Reality Check How many children are in the Calais “Jungle”?


Reality Check: How many children are in the Calais “Jungle”?

Image caption
Many of the migrants are living in make shift accommodation in the “Jungle”

Children in the Calais “Jungle” are crossing the Channel to be reunited with their families who have previously made the journey to the UK.

But how many child migrants are there in the camp?

There are no firm figures for the number of people or children living in the Jungle camp.

They are not registered with the French authorities and the numbers are constantly changing as some leave and new people arrive.

But there are estimates.

Officials in Calais conducted a “visual survey” of the Jungle last week and estimated that there are around 6,500 people currently there, 1,200 of them are unaccompanied children.

Charities that work in the camp estimate that there are around 1,000 unaccompanied children out of a population of around 10,000 people living in the Jungle.

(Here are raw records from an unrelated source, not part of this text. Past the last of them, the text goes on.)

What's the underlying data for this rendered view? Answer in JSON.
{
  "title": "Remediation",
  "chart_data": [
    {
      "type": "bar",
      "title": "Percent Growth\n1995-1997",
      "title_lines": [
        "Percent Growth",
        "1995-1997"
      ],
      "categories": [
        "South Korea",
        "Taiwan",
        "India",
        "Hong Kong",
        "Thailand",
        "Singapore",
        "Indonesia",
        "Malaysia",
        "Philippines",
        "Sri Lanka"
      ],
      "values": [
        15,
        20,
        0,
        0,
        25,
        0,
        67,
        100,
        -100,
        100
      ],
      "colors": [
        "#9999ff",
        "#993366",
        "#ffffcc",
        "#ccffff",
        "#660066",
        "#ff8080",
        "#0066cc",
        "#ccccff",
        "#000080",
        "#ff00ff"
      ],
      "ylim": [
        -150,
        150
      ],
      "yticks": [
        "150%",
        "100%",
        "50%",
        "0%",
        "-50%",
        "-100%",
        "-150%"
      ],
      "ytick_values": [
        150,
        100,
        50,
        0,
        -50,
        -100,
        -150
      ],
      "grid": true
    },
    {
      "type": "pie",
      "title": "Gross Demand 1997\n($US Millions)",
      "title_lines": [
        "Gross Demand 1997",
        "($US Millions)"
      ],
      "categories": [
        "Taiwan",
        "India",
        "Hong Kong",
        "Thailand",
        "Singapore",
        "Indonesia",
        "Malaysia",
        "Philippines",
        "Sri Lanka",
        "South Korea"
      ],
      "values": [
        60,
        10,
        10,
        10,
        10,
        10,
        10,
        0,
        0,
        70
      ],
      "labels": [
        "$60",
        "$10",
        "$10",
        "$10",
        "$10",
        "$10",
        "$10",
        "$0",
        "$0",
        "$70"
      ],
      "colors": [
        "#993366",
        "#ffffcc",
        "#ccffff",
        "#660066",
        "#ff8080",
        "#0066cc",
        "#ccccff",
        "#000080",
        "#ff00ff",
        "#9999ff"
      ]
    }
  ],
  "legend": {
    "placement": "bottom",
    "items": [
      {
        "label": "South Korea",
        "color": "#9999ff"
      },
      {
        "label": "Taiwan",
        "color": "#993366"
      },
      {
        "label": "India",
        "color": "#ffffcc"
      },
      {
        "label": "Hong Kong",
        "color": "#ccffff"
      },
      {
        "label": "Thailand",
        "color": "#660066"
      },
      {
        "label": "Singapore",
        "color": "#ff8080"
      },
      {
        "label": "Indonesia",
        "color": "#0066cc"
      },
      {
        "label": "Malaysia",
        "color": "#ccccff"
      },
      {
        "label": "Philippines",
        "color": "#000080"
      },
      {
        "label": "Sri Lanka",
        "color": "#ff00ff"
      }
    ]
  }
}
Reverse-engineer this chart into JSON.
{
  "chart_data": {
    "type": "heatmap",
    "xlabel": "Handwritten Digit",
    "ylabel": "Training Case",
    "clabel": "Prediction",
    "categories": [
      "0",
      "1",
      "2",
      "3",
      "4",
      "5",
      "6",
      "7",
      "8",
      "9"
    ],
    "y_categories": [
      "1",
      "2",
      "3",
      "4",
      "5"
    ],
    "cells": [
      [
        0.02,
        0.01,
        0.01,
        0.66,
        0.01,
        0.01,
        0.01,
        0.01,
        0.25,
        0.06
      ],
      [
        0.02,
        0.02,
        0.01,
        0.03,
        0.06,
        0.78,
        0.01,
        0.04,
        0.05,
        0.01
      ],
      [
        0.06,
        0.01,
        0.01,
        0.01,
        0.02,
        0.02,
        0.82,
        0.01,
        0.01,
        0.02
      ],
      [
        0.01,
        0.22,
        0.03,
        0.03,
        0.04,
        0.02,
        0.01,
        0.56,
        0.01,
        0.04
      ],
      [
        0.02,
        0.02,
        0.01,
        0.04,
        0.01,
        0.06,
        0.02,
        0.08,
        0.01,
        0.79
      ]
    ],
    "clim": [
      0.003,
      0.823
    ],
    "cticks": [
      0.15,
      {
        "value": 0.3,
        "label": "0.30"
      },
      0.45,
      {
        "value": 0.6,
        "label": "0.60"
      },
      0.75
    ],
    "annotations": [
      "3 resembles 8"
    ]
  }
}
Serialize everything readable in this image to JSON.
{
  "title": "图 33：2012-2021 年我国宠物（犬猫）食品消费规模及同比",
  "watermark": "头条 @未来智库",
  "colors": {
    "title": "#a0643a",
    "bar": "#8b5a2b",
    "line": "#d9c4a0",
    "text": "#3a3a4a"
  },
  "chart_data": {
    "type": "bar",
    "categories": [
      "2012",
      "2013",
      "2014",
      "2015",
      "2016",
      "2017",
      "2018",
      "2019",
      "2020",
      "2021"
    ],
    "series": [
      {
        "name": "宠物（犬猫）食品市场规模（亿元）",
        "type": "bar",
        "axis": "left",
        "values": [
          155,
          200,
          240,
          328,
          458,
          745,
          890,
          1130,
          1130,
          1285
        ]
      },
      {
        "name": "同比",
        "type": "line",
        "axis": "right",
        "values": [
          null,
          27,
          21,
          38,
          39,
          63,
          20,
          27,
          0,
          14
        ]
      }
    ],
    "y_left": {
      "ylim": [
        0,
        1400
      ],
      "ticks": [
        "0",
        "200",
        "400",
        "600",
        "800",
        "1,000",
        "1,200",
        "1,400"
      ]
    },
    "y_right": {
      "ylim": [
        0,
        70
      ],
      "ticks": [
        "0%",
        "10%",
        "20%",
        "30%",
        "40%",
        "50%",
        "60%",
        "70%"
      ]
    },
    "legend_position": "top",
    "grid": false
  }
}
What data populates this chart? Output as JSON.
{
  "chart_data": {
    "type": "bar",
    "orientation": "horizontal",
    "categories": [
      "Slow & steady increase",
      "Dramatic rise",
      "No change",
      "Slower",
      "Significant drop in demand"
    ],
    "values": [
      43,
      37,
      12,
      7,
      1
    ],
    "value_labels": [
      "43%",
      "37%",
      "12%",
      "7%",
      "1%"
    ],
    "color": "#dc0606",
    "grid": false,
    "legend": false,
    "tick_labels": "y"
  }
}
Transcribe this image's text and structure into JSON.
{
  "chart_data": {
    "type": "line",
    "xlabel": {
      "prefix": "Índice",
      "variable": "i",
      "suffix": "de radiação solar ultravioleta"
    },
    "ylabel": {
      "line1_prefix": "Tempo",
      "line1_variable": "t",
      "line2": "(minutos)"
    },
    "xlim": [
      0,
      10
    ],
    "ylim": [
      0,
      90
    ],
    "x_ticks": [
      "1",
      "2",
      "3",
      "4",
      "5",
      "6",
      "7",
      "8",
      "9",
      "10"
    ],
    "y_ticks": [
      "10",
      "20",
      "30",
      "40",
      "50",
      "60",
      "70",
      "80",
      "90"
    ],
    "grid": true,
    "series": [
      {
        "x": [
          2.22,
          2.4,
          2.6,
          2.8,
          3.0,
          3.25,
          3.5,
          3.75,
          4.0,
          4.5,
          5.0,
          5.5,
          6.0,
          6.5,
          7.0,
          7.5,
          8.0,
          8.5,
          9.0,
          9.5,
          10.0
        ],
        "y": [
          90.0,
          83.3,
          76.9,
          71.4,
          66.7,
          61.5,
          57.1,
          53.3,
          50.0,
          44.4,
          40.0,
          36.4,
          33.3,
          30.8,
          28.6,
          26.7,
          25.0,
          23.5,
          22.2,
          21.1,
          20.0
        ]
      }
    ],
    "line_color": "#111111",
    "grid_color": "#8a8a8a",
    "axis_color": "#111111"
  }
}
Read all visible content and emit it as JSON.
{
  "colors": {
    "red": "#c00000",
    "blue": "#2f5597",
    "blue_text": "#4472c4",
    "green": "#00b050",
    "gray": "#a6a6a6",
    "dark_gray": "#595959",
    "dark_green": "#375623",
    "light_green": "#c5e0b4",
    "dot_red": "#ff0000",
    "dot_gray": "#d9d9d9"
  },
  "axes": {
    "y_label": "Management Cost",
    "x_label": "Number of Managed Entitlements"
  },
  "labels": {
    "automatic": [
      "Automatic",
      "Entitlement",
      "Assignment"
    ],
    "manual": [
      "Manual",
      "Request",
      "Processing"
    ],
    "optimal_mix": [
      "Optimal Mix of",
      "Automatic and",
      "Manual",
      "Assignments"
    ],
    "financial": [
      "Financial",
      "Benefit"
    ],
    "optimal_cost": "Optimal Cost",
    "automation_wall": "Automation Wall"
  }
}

An unaccompanied child in this context is anyone under the age of 18, separated from both parents and not being cared for by an adult who in law or by custom has responsibility to do so.

The most vulnerable unaccompanied children are girls, those under the age of 13, and orphans.

The youngest child

The Safe Passage UK charity said it had identified, in August, 387 children who could be resettled in the UK and passed this list to the Home Office.

One hundred and eighty-seven of those children could be resettled under the EU”s Dublin regulation, which allows unaccompanied refugee children to be placed in a country where they have a relative who can be responsible for their care.

The rest could be brought to the UK on the basis of an amendment to the Immigration Act, originally put forward by Lord Dubs, which requires the government to arrange for the transfer to the UK of unaccompanied refugee children from Europe.

On the charity”s August list, the youngest child was eight years old, but the majority of them were between 14 and 17.

Difficult to assess

Children seeking asylum have to first apply for asylum in France, and then the claim can be transferred to the UK if they have relatives here.

It is not always easy to assess the claims. While some of the children, especially those who have come from Syria, have some of their identity documents with them, many do not.

The Home Office says it has identified more than 80 unaccompanied children who have been accepted for transfer to the UK from France under the Dublin regulation and nearly all of whom have now arrived in the UK.